The House of Representatives recently defeated a bill which, had it passed, would have prevented recruiters in the US military using Twitch and esports.
Currently, the US military advertises for new recruits on Twitch, with some esports teams even receiving sponsorship from the Navy, the Army and the Air Force of the United States. What's more, banner and video advertising for recruitment in the military is served to children and teenagers well below sign-up age, some even as young as 12.
At one point, Twitch had to step in and stop the US Army in promoting a fake giveaway that redirected users to a sign-up recruitment form. Not only that, but Twitch users were also banned from the US Army's Twitch channel when they brought up questions about war crimes carried out by the military in the chat bars around their videos.
The amendment, put forward by Alexandria Ocasio-Cortez, was designed to "specifically to block recruitment practices and funding for recruitment practices on platforms such as Twitch.tv, which are live-streaming platforms which are largely populated by children well under the age of military recruitment rules."
Previously, games such as 'Call of Duty' and 'Battlefield' had been linked to military recruitment campaigns in the US, with targeted advertising for recruitment to players of those games. Not only that, but the US Army themselves also have their own gaming franchise, with the most recent entry, 'America's Army: Proving Grounds', being made free-to-play on the PS4 and PC.
Republicans unanimously opposed the amendment, however, Democrats were evenly divided on it, with the amendment eventually being defeated in a vote.
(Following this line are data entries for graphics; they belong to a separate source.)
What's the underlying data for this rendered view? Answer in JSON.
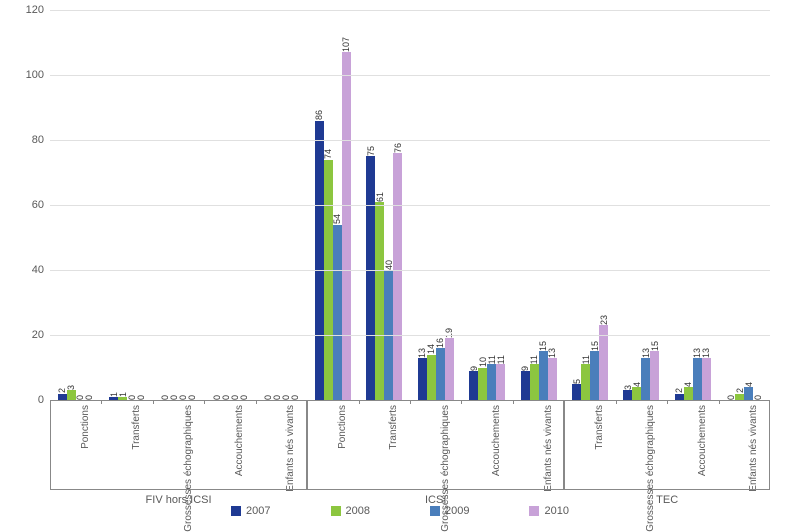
{
  "chart": {
    "type": "bar",
    "background_color": "#ffffff",
    "grid_color": "#e0e0e0",
    "ylim": [
      0,
      120
    ],
    "ytick_step": 20,
    "yticks": [
      0,
      20,
      40,
      60,
      80,
      100,
      120
    ],
    "axis_label_fontsize": 11,
    "axis_label_color": "#595959",
    "bar_label_fontsize": 9,
    "groups": [
      {
        "label": "FIV hors ICSI",
        "categories": [
          "Ponctions",
          "Transferts",
          "Grossesses échographiques",
          "Accouchements",
          "Enfants nés vivants"
        ]
      },
      {
        "label": "ICSI",
        "categories": [
          "Ponctions",
          "Transferts",
          "Grossesses échographiques",
          "Accouchements",
          "Enfants nés vivants"
        ]
      },
      {
        "label": "TEC",
        "categories": [
          "Transferts",
          "Grossesses échographiques",
          "Accouchements",
          "Enfants nés vivants"
        ]
      }
    ],
    "series": [
      {
        "name": "2007",
        "color": "#1f3a93"
      },
      {
        "name": "2008",
        "color": "#8cc63f"
      },
      {
        "name": "2009",
        "color": "#4a7ebb"
      },
      {
        "name": "2010",
        "color": "#c8a2d8"
      }
    ],
    "data": [
      [
        2,
        3,
        0,
        0
      ],
      [
        1,
        1,
        0,
        0
      ],
      [
        0,
        0,
        0,
        0
      ],
      [
        0,
        0,
        0,
        0
      ],
      [
        0,
        0,
        0,
        0
      ],
      [
        86,
        74,
        54,
        107
      ],
      [
        75,
        61,
        40,
        76
      ],
      [
        13,
        14,
        16,
        19
      ],
      [
        9,
        10,
        11,
        11
      ],
      [
        9,
        11,
        15,
        13
      ],
      [
        5,
        11,
        15,
        23
      ],
      [
        3,
        4,
        13,
        15
      ],
      [
        2,
        4,
        13,
        13
      ],
      [
        0,
        2,
        4,
        0
      ]
    ]
  }
}
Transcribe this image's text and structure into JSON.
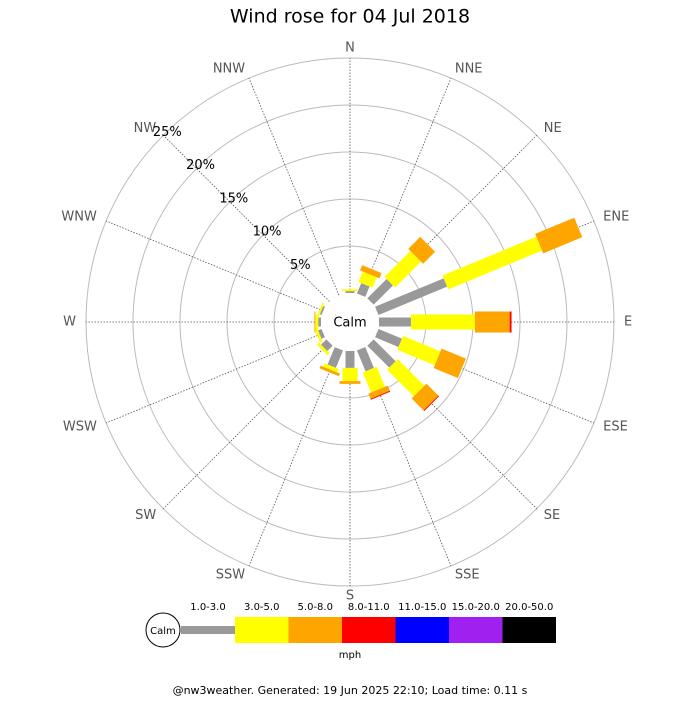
{
  "chart_data": {
    "type": "windrose",
    "title": "Wind rose for 04 Jul 2018",
    "categories": [
      "N",
      "NNE",
      "NE",
      "ENE",
      "E",
      "ESE",
      "SE",
      "SSE",
      "S",
      "SSW",
      "SW",
      "WSW",
      "W",
      "WNW",
      "NW",
      "NNW"
    ],
    "calm_label": "Calm",
    "units_label": "mph",
    "ylim": [
      0,
      25
    ],
    "yticks": [
      {
        "value": 5,
        "label": "5%"
      },
      {
        "value": 10,
        "label": "10%"
      },
      {
        "value": 15,
        "label": "15%"
      },
      {
        "value": 20,
        "label": "20%"
      },
      {
        "value": 25,
        "label": "25%"
      }
    ],
    "grid": true,
    "series": [
      {
        "name": "1.0-3.0",
        "color": "#999999",
        "values": [
          0.2,
          1.2,
          2.9,
          7.9,
          3.4,
          2.7,
          3.3,
          2.4,
          1.8,
          2.0,
          0.8,
          0.4,
          0.3,
          0.2,
          0,
          0
        ]
      },
      {
        "name": "3.0-5.0",
        "color": "#ffff00",
        "values": [
          0.2,
          1.2,
          3.9,
          10.8,
          6.8,
          4.3,
          4.0,
          2.3,
          1.4,
          0.4,
          0.3,
          0.3,
          0.3,
          0.2,
          0,
          0
        ]
      },
      {
        "name": "5.0-8.0",
        "color": "#ffa500",
        "values": [
          0,
          0.6,
          1.8,
          4.5,
          3.7,
          2.8,
          1.8,
          0.6,
          0.3,
          0.3,
          0,
          0,
          0.1,
          0,
          0,
          0
        ]
      },
      {
        "name": "8.0-11.0",
        "color": "#ff0000",
        "values": [
          0,
          0,
          0,
          0,
          0.2,
          0,
          0.1,
          0.1,
          0,
          0,
          0,
          0,
          0,
          0,
          0,
          0
        ]
      },
      {
        "name": "11.0-15.0",
        "color": "#0000ff",
        "values": [
          0,
          0,
          0,
          0,
          0,
          0,
          0,
          0,
          0,
          0,
          0,
          0,
          0,
          0,
          0,
          0
        ]
      },
      {
        "name": "15.0-20.0",
        "color": "#a020f0",
        "values": [
          0,
          0,
          0,
          0,
          0,
          0,
          0,
          0,
          0,
          0,
          0,
          0,
          0,
          0,
          0,
          0
        ]
      },
      {
        "name": "20.0-50.0",
        "color": "#000000",
        "values": [
          0,
          0,
          0,
          0,
          0,
          0,
          0,
          0,
          0,
          0,
          0,
          0,
          0,
          0,
          0,
          0
        ]
      }
    ]
  },
  "footer": "@nw3weather. Generated: 19 Jun 2025 22:10; Load time: 0.11 s"
}
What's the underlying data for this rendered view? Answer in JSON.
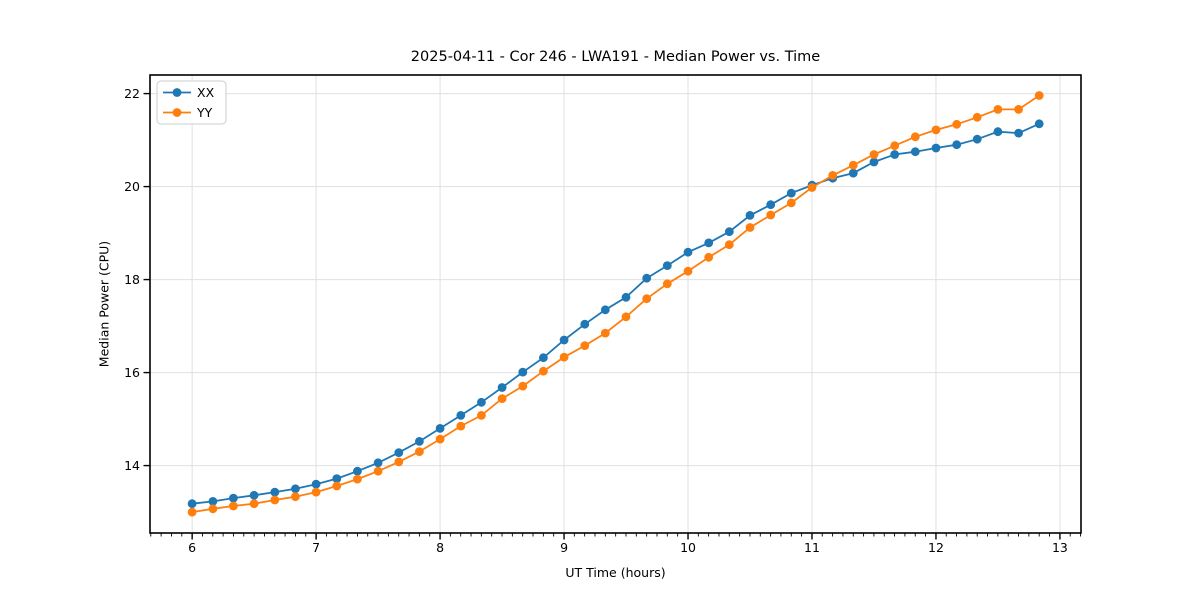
{
  "window": {
    "kind": "matplotlib-style-figure",
    "background": "#ffffff"
  },
  "chart_data": {
    "type": "line",
    "title": "2025-04-11 - Cor 246 - LWA191 - Median Power vs. Time",
    "xlabel": "UT Time (hours)",
    "ylabel": "Median Power (CPU)",
    "xlim": [
      5.66,
      13.17
    ],
    "ylim": [
      12.55,
      22.4
    ],
    "x_major_ticks": [
      6,
      7,
      8,
      9,
      10,
      11,
      12,
      13
    ],
    "y_major_ticks": [
      14,
      16,
      18,
      20,
      22
    ],
    "x_minor_step": 0.08333,
    "grid": "major-only",
    "grid_color": "#e0e0e0",
    "spine_color": "#000000",
    "legend_position": "upper-left",
    "x": [
      6.0,
      6.167,
      6.333,
      6.5,
      6.667,
      6.833,
      7.0,
      7.167,
      7.333,
      7.5,
      7.667,
      7.833,
      8.0,
      8.167,
      8.333,
      8.5,
      8.667,
      8.833,
      9.0,
      9.167,
      9.333,
      9.5,
      9.667,
      9.833,
      10.0,
      10.167,
      10.333,
      10.5,
      10.667,
      10.833,
      11.0,
      11.167,
      11.333,
      11.5,
      11.667,
      11.833,
      12.0,
      12.167,
      12.333,
      12.5,
      12.667,
      12.833
    ],
    "series": [
      {
        "name": "XX",
        "color": "#1f77b4",
        "marker": "circle",
        "values": [
          13.18,
          13.23,
          13.3,
          13.36,
          13.43,
          13.5,
          13.6,
          13.72,
          13.88,
          14.06,
          14.28,
          14.52,
          14.8,
          15.08,
          15.36,
          15.68,
          16.01,
          16.32,
          16.7,
          17.04,
          17.35,
          17.62,
          18.03,
          18.3,
          18.59,
          18.79,
          19.03,
          19.38,
          19.61,
          19.86,
          20.03,
          20.18,
          20.29,
          20.53,
          20.69,
          20.75,
          20.83,
          20.9,
          21.02,
          21.18,
          21.15,
          21.35
        ]
      },
      {
        "name": "YY",
        "color": "#ff7f0e",
        "marker": "circle",
        "values": [
          13.0,
          13.07,
          13.13,
          13.18,
          13.26,
          13.33,
          13.43,
          13.56,
          13.71,
          13.88,
          14.08,
          14.3,
          14.57,
          14.85,
          15.08,
          15.44,
          15.71,
          16.03,
          16.33,
          16.58,
          16.85,
          17.2,
          17.59,
          17.91,
          18.18,
          18.48,
          18.75,
          19.12,
          19.39,
          19.65,
          19.98,
          20.24,
          20.46,
          20.69,
          20.88,
          21.07,
          21.22,
          21.34,
          21.49,
          21.66,
          21.66,
          21.96
        ]
      }
    ]
  }
}
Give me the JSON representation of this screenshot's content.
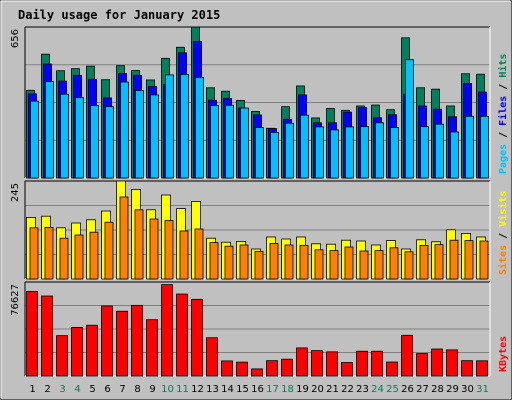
{
  "title": "Daily usage for January 2015",
  "colors": {
    "hits": "#00805c",
    "files": "#0000ff",
    "pages": "#00c0ff",
    "visits": "#ffff00",
    "sites": "#ff8000",
    "kbytes": "#ff0000",
    "weekend_day": "#00805c",
    "weekday": "#000000",
    "title": "#0000ff"
  },
  "chart_data": [
    {
      "type": "bar",
      "max_label": "656",
      "legend": [
        "Pages",
        "Files",
        "Hits"
      ],
      "categories": [
        "1",
        "2",
        "3",
        "4",
        "5",
        "6",
        "7",
        "8",
        "9",
        "10",
        "11",
        "12",
        "13",
        "14",
        "15",
        "16",
        "17",
        "18",
        "19",
        "20",
        "21",
        "22",
        "23",
        "24",
        "25",
        "26",
        "27",
        "28",
        "29",
        "30",
        "31"
      ],
      "weekend": [
        3,
        4,
        10,
        11,
        17,
        18,
        24,
        25,
        31
      ],
      "ylim": [
        0,
        656
      ],
      "series": [
        {
          "name": "Hits",
          "values": [
            381,
            538,
            466,
            475,
            486,
            427,
            488,
            467,
            426,
            520,
            568,
            656,
            392,
            377,
            337,
            289,
            216,
            310,
            400,
            261,
            302,
            294,
            313,
            317,
            297,
            609,
            392,
            386,
            313,
            453,
            451
          ]
        },
        {
          "name": "Files",
          "values": [
            366,
            495,
            421,
            446,
            429,
            348,
            454,
            446,
            398,
            407,
            544,
            593,
            338,
            346,
            304,
            274,
            215,
            255,
            361,
            240,
            240,
            286,
            306,
            262,
            275,
            364,
            313,
            299,
            266,
            411,
            373
          ]
        },
        {
          "name": "Pages",
          "values": [
            334,
            419,
            364,
            349,
            315,
            310,
            417,
            380,
            361,
            448,
            450,
            437,
            315,
            316,
            304,
            219,
            198,
            238,
            273,
            222,
            209,
            222,
            223,
            240,
            219,
            514,
            223,
            234,
            200,
            268,
            268
          ]
        }
      ]
    },
    {
      "type": "bar",
      "max_label": "245",
      "legend": [
        "Sites",
        "Visits"
      ],
      "categories": [
        "1",
        "2",
        "3",
        "4",
        "5",
        "6",
        "7",
        "8",
        "9",
        "10",
        "11",
        "12",
        "13",
        "14",
        "15",
        "16",
        "17",
        "18",
        "19",
        "20",
        "21",
        "22",
        "23",
        "24",
        "25",
        "26",
        "27",
        "28",
        "29",
        "30",
        "31"
      ],
      "ylim": [
        0,
        245
      ],
      "series": [
        {
          "name": "Visits",
          "values": [
            154,
            157,
            128,
            140,
            148,
            170,
            245,
            224,
            173,
            210,
            176,
            194,
            102,
            92,
            94,
            75,
            105,
            100,
            105,
            88,
            87,
            97,
            95,
            85,
            96,
            75,
            98,
            93,
            123,
            114,
            105
          ]
        },
        {
          "name": "Sites",
          "values": [
            128,
            129,
            102,
            110,
            117,
            142,
            205,
            173,
            150,
            146,
            120,
            125,
            91,
            82,
            85,
            69,
            89,
            85,
            84,
            73,
            71,
            80,
            70,
            71,
            78,
            68,
            84,
            86,
            97,
            96,
            95
          ]
        }
      ]
    },
    {
      "type": "bar",
      "max_label": "76627",
      "legend": [
        "KBytes"
      ],
      "categories": [
        "1",
        "2",
        "3",
        "4",
        "5",
        "6",
        "7",
        "8",
        "9",
        "10",
        "11",
        "12",
        "13",
        "14",
        "15",
        "16",
        "17",
        "18",
        "19",
        "20",
        "21",
        "22",
        "23",
        "24",
        "25",
        "26",
        "27",
        "28",
        "29",
        "30",
        "31"
      ],
      "ylim": [
        0,
        76627
      ],
      "series": [
        {
          "name": "KBytes",
          "values": [
            69000,
            65200,
            32900,
            39600,
            41400,
            57100,
            52800,
            57600,
            45900,
            74500,
            66800,
            62500,
            31200,
            12300,
            11300,
            5800,
            12500,
            13700,
            22900,
            20700,
            19700,
            11000,
            20200,
            20200,
            11400,
            33200,
            18300,
            22000,
            21300,
            12500,
            12400
          ]
        }
      ]
    }
  ]
}
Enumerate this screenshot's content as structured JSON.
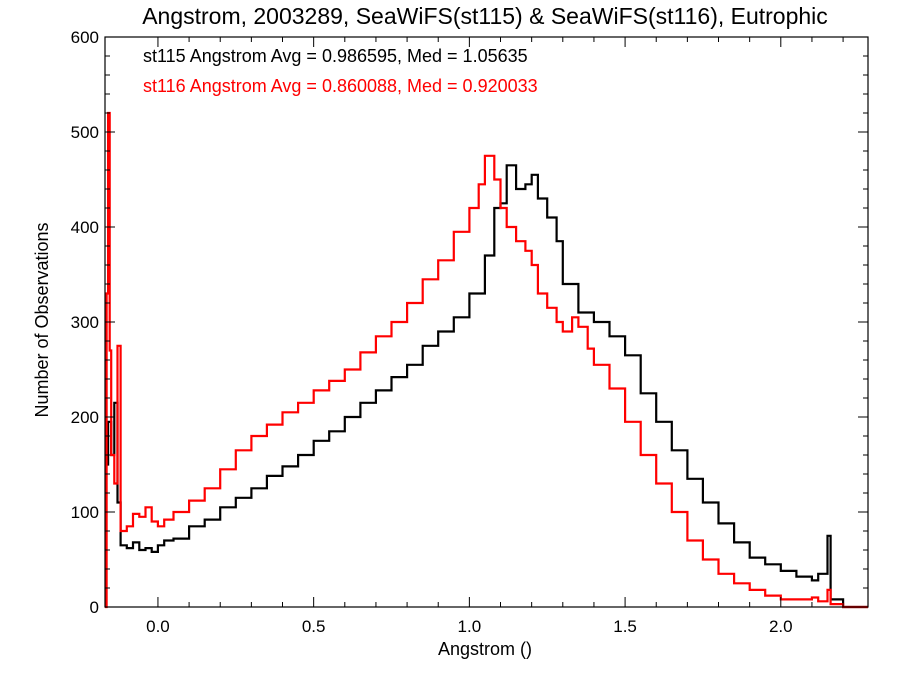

During the debate, members of the Defence Appropriations Subcommittee argued that the US military should be able to cast a wide net to "encourage young Americans to serve their country", however Ocasio-Cortez believed that "(children) on platforms such as Twitch are bombarded with banner ads that link to recruitment sign up forms that can be submitted by children as young as 12 years old."
In Ireland, the Irish Defence Forces, including the Navy and the Air Force, only accept recruits over the age of 18 and under the age of 25 and 27.